Side-by-side comparison · 24 data points
All-in-one page builder to help merchants optimize their stores with beautiful landing pages.
| AfterShip Page Builder | Proxy WordPress Blog | |
|---|---|---|
| Tagline | ||
| Description | ||
| Screenshots | images | images |
| Languages | ||
| Platforms | ||
| Developer | ||
| Listed | ||
| Last updated | — | — |
Host WordPress blog in your store's subfolder using the Post Bridge proxy app.

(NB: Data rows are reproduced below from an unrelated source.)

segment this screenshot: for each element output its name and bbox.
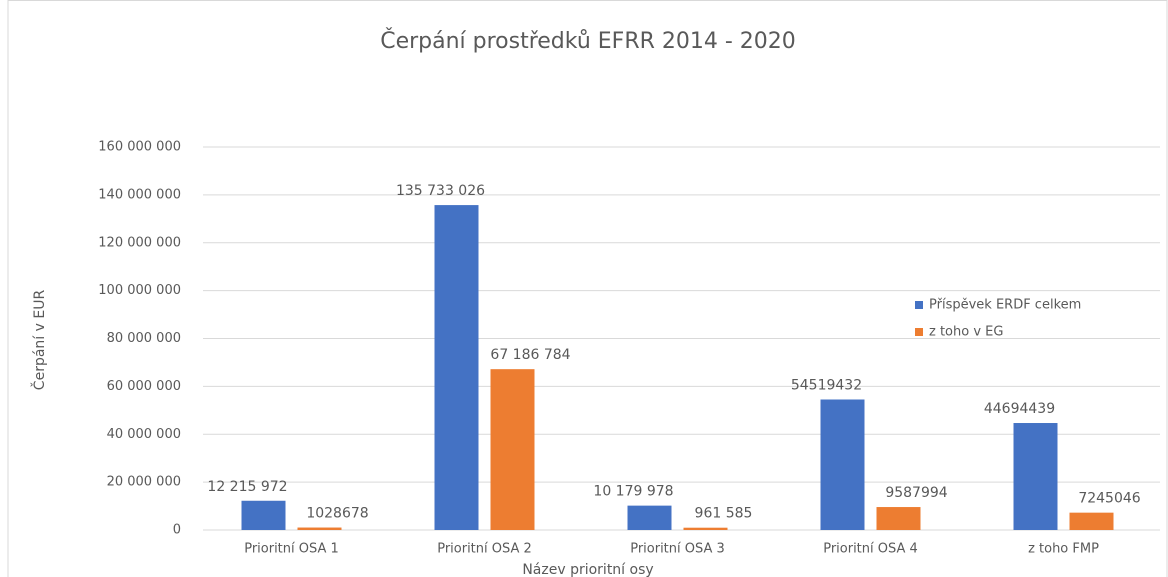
value-label: 1028678 [306, 506, 368, 522]
bar [876, 507, 921, 530]
bar [683, 527, 728, 530]
value-label: 44694439 [984, 401, 1055, 417]
y-tick-label: 20 000 000 [107, 475, 181, 490]
y-tick-label: 100 000 000 [98, 283, 181, 298]
chart-frame [7, 0, 1168, 577]
x-tick-label: z toho FMP [1028, 542, 1099, 557]
legend-label: Příspěvek ERDF celkem [929, 298, 1081, 313]
bar [297, 527, 342, 530]
x-tick-label: Prioritní OSA 1 [244, 542, 339, 557]
bar [241, 500, 286, 530]
legend-swatch [915, 328, 923, 336]
x-tick-label: Prioritní OSA 4 [823, 542, 918, 557]
chart-title: Čerpání prostředků EFRR 2014 - 2020 [380, 28, 796, 54]
bar [820, 399, 865, 530]
y-axis-label: Čerpání v EUR [30, 290, 48, 391]
legend-swatch [915, 301, 923, 309]
x-axis-label: Název prioritní osy [522, 562, 653, 577]
value-label: 54519432 [791, 377, 862, 393]
bar [627, 505, 672, 530]
bar [1013, 423, 1058, 530]
y-tick-label: 80 000 000 [107, 331, 181, 346]
y-tick-label: 40 000 000 [107, 427, 181, 442]
y-tick-label: 160 000 000 [98, 140, 181, 155]
value-label: 9587994 [885, 485, 947, 501]
x-tick-label: Prioritní OSA 3 [630, 542, 725, 557]
bar [1069, 512, 1114, 530]
value-label: 67 186 784 [490, 347, 570, 363]
value-label: 135 733 026 [396, 183, 485, 199]
bar [434, 205, 479, 531]
value-label: 12 215 972 [207, 479, 287, 495]
value-label: 10 179 978 [593, 484, 673, 500]
y-tick-label: 60 000 000 [107, 379, 181, 394]
y-tick-label: 140 000 000 [98, 187, 181, 202]
bar [490, 369, 535, 530]
legend-label: z toho v EG [929, 325, 1003, 340]
y-tick-label: 0 [173, 523, 181, 538]
value-label: 961 585 [695, 506, 753, 522]
value-label: 7245046 [1078, 491, 1140, 507]
y-tick-label: 120 000 000 [98, 235, 181, 250]
x-tick-label: Prioritní OSA 2 [437, 542, 532, 557]
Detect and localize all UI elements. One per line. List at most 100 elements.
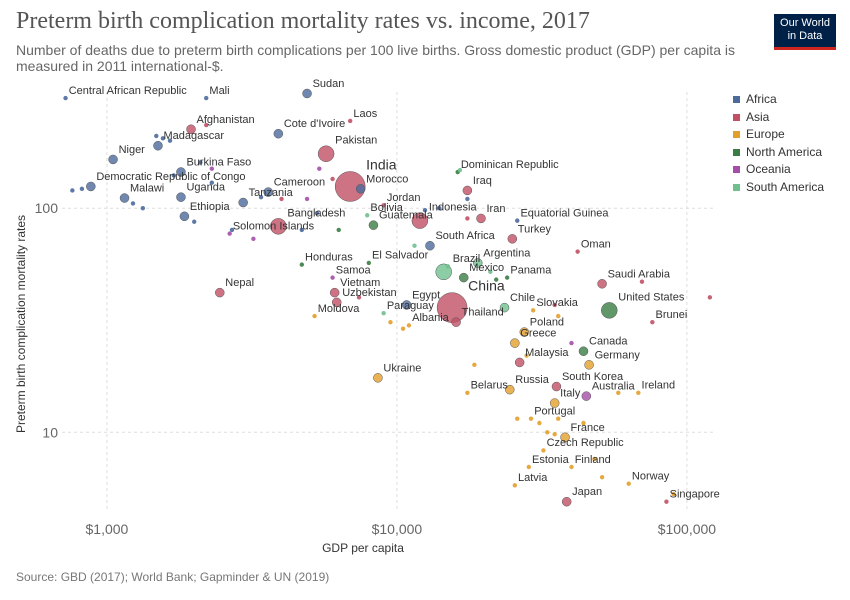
data-point[interactable] bbox=[636, 390, 641, 396]
data-point[interactable] bbox=[186, 124, 196, 135]
data-point[interactable] bbox=[263, 187, 273, 197]
data-point[interactable] bbox=[329, 287, 340, 298]
data-point[interactable] bbox=[499, 302, 510, 313]
data-point[interactable] bbox=[70, 188, 75, 193]
data-point[interactable] bbox=[209, 180, 215, 185]
data-point[interactable] bbox=[556, 416, 561, 421]
data-point[interactable] bbox=[552, 432, 557, 437]
data-point[interactable] bbox=[545, 430, 550, 435]
data-point[interactable] bbox=[140, 205, 146, 211]
data-point[interactable] bbox=[505, 384, 515, 395]
owid-logo[interactable]: Our World in Data bbox=[774, 14, 836, 50]
data-point[interactable] bbox=[541, 448, 546, 453]
data-point[interactable] bbox=[366, 260, 372, 266]
data-point[interactable] bbox=[507, 234, 518, 244]
data-point[interactable] bbox=[368, 220, 379, 230]
data-point[interactable] bbox=[412, 243, 417, 248]
data-point[interactable] bbox=[639, 279, 645, 284]
data-point[interactable] bbox=[209, 166, 215, 171]
data-point[interactable] bbox=[229, 227, 235, 233]
data-point[interactable] bbox=[510, 338, 520, 348]
data-point[interactable] bbox=[119, 193, 130, 203]
data-point[interactable] bbox=[171, 173, 176, 178]
data-point[interactable] bbox=[578, 346, 589, 356]
data-point[interactable] bbox=[597, 279, 607, 289]
data-point[interactable] bbox=[204, 95, 209, 101]
data-point[interactable] bbox=[192, 219, 197, 224]
data-point[interactable] bbox=[304, 196, 310, 202]
data-point[interactable] bbox=[273, 128, 284, 139]
data-point[interactable] bbox=[317, 145, 335, 162]
legend-item[interactable]: South America bbox=[733, 180, 824, 198]
data-point[interactable] bbox=[425, 240, 435, 251]
data-point[interactable] bbox=[314, 210, 320, 216]
data-point[interactable] bbox=[494, 277, 499, 282]
data-point[interactable] bbox=[599, 475, 605, 480]
data-point[interactable] bbox=[154, 133, 159, 139]
data-point[interactable] bbox=[299, 227, 305, 233]
data-point[interactable] bbox=[258, 194, 264, 200]
data-point[interactable] bbox=[515, 218, 520, 223]
data-point[interactable] bbox=[373, 373, 383, 383]
data-point[interactable] bbox=[528, 416, 534, 421]
data-point[interactable] bbox=[569, 464, 574, 470]
data-point[interactable] bbox=[530, 308, 536, 313]
data-point[interactable] bbox=[312, 313, 317, 319]
data-point[interactable] bbox=[458, 272, 469, 283]
data-point[interactable] bbox=[524, 353, 529, 358]
data-point[interactable] bbox=[537, 420, 542, 426]
data-point[interactable] bbox=[108, 154, 118, 165]
data-point[interactable] bbox=[465, 390, 470, 396]
data-point[interactable] bbox=[561, 496, 572, 507]
data-point[interactable] bbox=[515, 416, 520, 421]
data-point[interactable] bbox=[227, 231, 232, 236]
data-point[interactable] bbox=[556, 313, 561, 319]
data-point[interactable] bbox=[381, 203, 386, 208]
data-point[interactable] bbox=[488, 269, 493, 275]
data-point[interactable] bbox=[330, 176, 335, 182]
data-point[interactable] bbox=[215, 287, 225, 298]
data-point[interactable] bbox=[616, 390, 621, 396]
data-point[interactable] bbox=[569, 340, 574, 346]
data-point[interactable] bbox=[504, 275, 510, 280]
data-point[interactable] bbox=[601, 302, 618, 319]
data-point[interactable] bbox=[465, 196, 470, 202]
data-point[interactable] bbox=[334, 171, 366, 202]
data-point[interactable] bbox=[176, 167, 186, 177]
data-point[interactable] bbox=[465, 216, 470, 221]
data-point[interactable] bbox=[581, 391, 592, 401]
data-point[interactable] bbox=[584, 360, 594, 370]
data-point[interactable] bbox=[549, 398, 560, 408]
data-point[interactable] bbox=[472, 258, 483, 268]
data-point[interactable] bbox=[707, 295, 713, 300]
data-point[interactable] bbox=[198, 160, 203, 165]
data-point[interactable] bbox=[400, 326, 406, 331]
data-point[interactable] bbox=[462, 185, 473, 196]
data-point[interactable] bbox=[381, 310, 386, 316]
data-point[interactable] bbox=[331, 297, 342, 308]
data-point[interactable] bbox=[445, 264, 451, 269]
legend-item[interactable]: Europe bbox=[733, 127, 824, 145]
data-point[interactable] bbox=[512, 483, 518, 488]
data-point[interactable] bbox=[130, 201, 136, 206]
data-point[interactable] bbox=[406, 323, 412, 328]
data-point[interactable] bbox=[179, 211, 190, 222]
data-point[interactable] bbox=[560, 432, 570, 443]
data-point[interactable] bbox=[592, 456, 597, 462]
legend-item[interactable]: Africa bbox=[733, 92, 824, 110]
data-point[interactable] bbox=[457, 167, 463, 173]
data-point[interactable] bbox=[575, 249, 580, 254]
data-point[interactable] bbox=[63, 95, 68, 101]
data-point[interactable] bbox=[317, 166, 322, 171]
data-point[interactable] bbox=[552, 302, 557, 308]
data-point[interactable] bbox=[251, 236, 256, 242]
data-point[interactable] bbox=[160, 136, 166, 141]
data-point[interactable] bbox=[551, 381, 562, 392]
data-point[interactable] bbox=[388, 319, 393, 325]
legend-item[interactable]: Oceania bbox=[733, 162, 824, 180]
legend-item[interactable]: North America bbox=[733, 145, 824, 163]
legend-item[interactable]: Asia bbox=[733, 110, 824, 128]
data-point[interactable] bbox=[437, 205, 442, 211]
data-point[interactable] bbox=[330, 275, 335, 280]
data-point[interactable] bbox=[347, 118, 353, 124]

| Metric | AfterShip Page Builder | Proxy WordPress Blog |
|---|---|---|
| Rating | ★ 4.8 ★ | 4.5 ★ |
| Total reviews | ★ 511 | 7 |
| Free plan | Yes | Yes |
| Pricing | Free plan available | Free trial available |
| Built for Shopify | — | — |
| Pricing tiers | ★ 3 tiers | 1 tier |
| Listed features | ★ 5 | 3 |
| Languages | 1 supported | 1 supported |
| Listed since | Jun 2021 | Apr 2023 |
AfterShip Page Builder edges out Proxy WordPress Blog on rating (4.8★ vs 4.5★), but the gap is small enough that pricing fit and feature differentiation should drive the decision more than the headline number. Pricing entry tiers: AfterShip Page Builder at Free plan available, Proxy WordPress Blog at Free trial available. Check each app's tier structure for the capacity limits you actually need before deciding — the headline number is the same shape, but the gating shape per tier (apps, orders, integrations) varies. AfterShip Page Builder has the larger user base (511 reviews vs 7), which usually maps to broader integration coverage, faster bug-fix cadence, and a deeper bench of community workflow patterns. Proxy WordPress Blog's smaller cohort can be an advantage for niche workflows where the bigger app has accumulated bloat. Recommended by store size: small/early-stage merchants who need fast install and low risk should default to AfterShip Page Builder; mid-market and enterprise merchants with specific feature requirements should evaluate both — Proxy WordPress Blog's 7-review base may include the workflow context that matches your specific use case better than AfterShip Page Builder's broader-but-shallower coverage. This verdict is generated from the live marketplace data on this page — rating, review count, pricing tier, and category position all refresh from the canonical Shopify App Store listing every 24 hours. AppRanks does not accept payment to influence comparison outcomes; the methodology is documented on the About page and applies identically to every pair on the site.
Read each app's audit: AfterShip Page Builder audit • Proxy WordPress Blog audit
| Keyword | AfterShip Page Builder | Proxy WordPress Blog |
|---|---|---|
| page builder | #45 | Not ranked |
| quiz builder | #179 | Not ranked |
| ai quiz builder | #194 | Not ranked |
Both AfterShip Page Builder and Proxy WordPress Blog offer paid plans only. AfterShip Page Builder starts at Free plan available; Proxy WordPress Blog starts at Free trial available. Compare the per-tier features in the Pricing section above before committing.
AfterShip Page Builder has the higher average rating (4.8★ from 511 reviews) compared to Proxy WordPress Blog (4.5★ from 7 reviews). Both are tracked daily by AppRanks, so the figures here update each refresh cycle.
It depends on what you're optimizing for. AfterShip Page Builder fits better if you prioritize rating consistency; Proxy WordPress Blog is the call if you need the larger user base. Read both apps' detail pages on AppRanks for the full feature breakdown, install counts, and recent listing changes.
Both apps are one-click installs from the Shopify App Store marketplace. AfterShip Page Builder has more onboarding documentation maturity (511 reviews vs 7), which usually translates to better-tested setup wizards and quicker time-to-value. AppRanks doesn't measure setup time directly — read the recent reviews on each app's detail page for merchant-reported install experience.
AfterShip Page Builder typically suits early-stage and growth-mode stores based on its review-base composition (511 reviews). Proxy WordPress Blog aligns more with early-stage and growth-mode stores (7 reviews). Larger review bases generally mean the app has been load-tested at scale — relevant if you're processing high order volume or handling enterprise compliance requirements.
Migration support varies by app and category. AfterShip Page Builder and Proxy WordPress Blog both publish their export options on their marketplace listing pages (or in their support docs); some apps offer one-click import from competitors, others require CSV. The fastest check: search "import from Proxy WordPress Blog" in each app's help center. AppRanks does not track migration tooling directly — this is a category-specific capability worth verifying before commitment.